一つ目は、総合的な学習の時間におけるこれまでの環境教育・環境保全に加えて、海洋教育の視点を取り込んだ体験活動を継続実施していくとともに、種差らしいお菓子や『種差景観かるた』を地域興しへと発展させ、地域の観光に役立ていくことである。さらに、『種差小景観かるたマップ』を作成し、観光客に配布し、地域散策のアイテムにしてもらう計画も進行中である※2
二つ目は、現在5、6年生で実施している外国語活動を、3年後には3年生から学ぶことになる。『種差景観かるた』の英語バージョンを製作し、本校の外国語活動の教材として活用する予定である。
三つ目は、海洋教育の授業や体験活動後に排出されたゴミ、例えば、ウニの殻むき体験時のウニ殻のゴミをそのまま焼却処分するのではなく、肥料化してリサイクルしていく仕組みを地域住民や漁業者と共に構築し、3R化※3を目指していくことである。

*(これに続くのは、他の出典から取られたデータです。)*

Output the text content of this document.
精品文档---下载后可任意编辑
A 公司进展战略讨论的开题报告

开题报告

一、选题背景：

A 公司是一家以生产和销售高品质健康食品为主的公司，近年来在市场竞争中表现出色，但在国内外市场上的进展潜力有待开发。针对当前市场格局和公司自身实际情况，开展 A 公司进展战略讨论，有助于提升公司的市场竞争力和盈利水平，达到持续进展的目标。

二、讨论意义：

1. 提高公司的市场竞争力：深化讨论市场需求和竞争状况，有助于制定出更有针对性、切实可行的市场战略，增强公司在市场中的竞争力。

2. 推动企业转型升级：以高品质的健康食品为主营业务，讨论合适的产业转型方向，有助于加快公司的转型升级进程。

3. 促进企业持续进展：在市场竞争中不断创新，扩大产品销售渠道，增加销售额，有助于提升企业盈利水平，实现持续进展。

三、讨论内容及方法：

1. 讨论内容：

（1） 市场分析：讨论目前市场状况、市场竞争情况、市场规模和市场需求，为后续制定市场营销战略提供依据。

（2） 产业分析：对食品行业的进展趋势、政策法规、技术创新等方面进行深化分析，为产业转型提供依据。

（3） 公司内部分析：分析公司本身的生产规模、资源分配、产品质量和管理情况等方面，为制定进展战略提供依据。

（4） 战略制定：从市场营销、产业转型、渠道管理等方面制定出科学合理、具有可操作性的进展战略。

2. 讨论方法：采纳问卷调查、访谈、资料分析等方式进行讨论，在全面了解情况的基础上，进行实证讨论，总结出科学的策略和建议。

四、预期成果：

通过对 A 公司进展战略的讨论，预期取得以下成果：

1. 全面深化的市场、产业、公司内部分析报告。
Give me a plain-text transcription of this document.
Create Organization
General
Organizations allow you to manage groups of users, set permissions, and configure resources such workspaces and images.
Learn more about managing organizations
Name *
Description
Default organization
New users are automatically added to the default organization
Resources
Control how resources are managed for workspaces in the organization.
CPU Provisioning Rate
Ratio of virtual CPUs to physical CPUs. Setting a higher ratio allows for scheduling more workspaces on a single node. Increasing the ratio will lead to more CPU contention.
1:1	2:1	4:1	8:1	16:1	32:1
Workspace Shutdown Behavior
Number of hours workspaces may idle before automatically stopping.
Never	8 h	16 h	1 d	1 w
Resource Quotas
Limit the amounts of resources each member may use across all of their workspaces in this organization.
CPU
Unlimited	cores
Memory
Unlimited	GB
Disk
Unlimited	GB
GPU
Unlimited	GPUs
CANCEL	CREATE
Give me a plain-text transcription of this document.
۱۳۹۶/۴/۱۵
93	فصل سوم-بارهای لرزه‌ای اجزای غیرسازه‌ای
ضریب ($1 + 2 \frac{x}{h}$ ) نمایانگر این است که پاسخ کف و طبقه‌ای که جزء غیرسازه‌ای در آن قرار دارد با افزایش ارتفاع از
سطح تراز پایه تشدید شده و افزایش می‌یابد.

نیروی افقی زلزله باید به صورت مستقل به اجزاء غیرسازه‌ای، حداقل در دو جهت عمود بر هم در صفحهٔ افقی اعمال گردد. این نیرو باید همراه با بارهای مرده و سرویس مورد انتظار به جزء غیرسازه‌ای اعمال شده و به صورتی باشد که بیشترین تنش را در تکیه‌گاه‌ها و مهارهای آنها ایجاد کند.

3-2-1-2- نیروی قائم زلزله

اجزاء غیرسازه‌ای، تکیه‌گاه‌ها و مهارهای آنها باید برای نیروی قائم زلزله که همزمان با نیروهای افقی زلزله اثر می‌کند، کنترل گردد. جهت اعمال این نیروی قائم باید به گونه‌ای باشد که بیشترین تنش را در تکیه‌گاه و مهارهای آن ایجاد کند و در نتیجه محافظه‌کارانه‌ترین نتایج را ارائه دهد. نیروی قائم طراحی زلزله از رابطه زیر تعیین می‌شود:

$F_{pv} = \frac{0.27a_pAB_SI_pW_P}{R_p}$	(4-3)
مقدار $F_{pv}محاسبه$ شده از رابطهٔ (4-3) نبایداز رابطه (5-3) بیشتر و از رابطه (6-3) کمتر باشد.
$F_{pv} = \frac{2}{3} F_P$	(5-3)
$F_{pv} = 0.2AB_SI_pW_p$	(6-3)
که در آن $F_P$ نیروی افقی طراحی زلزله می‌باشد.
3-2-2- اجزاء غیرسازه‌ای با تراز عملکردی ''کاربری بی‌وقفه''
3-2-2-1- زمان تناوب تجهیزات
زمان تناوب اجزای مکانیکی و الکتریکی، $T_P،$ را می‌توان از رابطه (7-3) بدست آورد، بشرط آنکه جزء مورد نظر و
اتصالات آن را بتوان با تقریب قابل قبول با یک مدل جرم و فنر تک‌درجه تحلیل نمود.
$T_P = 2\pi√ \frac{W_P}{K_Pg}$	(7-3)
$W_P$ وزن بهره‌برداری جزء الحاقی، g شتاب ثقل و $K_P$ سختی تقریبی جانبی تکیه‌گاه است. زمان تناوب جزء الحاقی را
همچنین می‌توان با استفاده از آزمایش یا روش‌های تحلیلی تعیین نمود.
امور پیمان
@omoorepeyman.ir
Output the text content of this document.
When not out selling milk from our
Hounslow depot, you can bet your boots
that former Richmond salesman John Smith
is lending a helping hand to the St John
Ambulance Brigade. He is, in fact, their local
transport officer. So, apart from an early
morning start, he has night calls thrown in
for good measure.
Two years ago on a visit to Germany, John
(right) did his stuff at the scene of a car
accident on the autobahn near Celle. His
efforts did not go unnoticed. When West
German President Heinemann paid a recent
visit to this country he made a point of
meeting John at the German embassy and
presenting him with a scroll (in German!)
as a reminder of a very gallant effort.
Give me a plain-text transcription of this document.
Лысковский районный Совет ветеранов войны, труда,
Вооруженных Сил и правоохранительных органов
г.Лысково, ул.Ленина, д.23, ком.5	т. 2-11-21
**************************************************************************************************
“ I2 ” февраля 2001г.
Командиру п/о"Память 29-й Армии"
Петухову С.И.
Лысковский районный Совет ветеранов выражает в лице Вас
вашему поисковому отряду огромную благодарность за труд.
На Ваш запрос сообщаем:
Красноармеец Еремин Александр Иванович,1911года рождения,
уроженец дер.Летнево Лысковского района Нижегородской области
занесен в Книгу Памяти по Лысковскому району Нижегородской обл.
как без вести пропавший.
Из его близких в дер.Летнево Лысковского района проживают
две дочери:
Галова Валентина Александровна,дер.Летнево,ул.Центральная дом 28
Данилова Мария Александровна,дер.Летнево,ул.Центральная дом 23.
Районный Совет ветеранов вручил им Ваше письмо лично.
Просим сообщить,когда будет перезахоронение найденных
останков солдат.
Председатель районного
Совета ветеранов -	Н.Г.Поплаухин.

このように発展させていくことができる海洋教育は、今や種差小学校においては、学校経営上の大きな柱となっている。今後も海に親しみ、海を知り、海を守り、海を利用する学習を通して、海と人との関係を理解し、海と人との共生の仕方について気づき、考え、行動する力を身に付ける海洋教育が進むことを望む。(了)

  1. ※1「海洋教育カリキュラム開発」(東京大学海洋アライアンス海洋教育促進研究センター/RCME)、「海洋教育パイオニアスクール」(日本財団/笹川平和財団海洋政策研究所/RCME) /pioneerschool/参照
  2. ※22017年3月13日同小学校の6年生5人が市交通部旭が丘営業所に、『種差小景観かるたマップ』200部寄贈し、種差海岸遊覧バス「ワンコインバス・うみねこ号」での配布を依頼した。(Web東奥、2017年3月14日)
  3. ※33R化=環境と経済が両立した循環型社会を形成していくための3つの取り組みの頭文字をとったもの。リデュース、リユース、リサイクルの順番で取り組むことが求められている。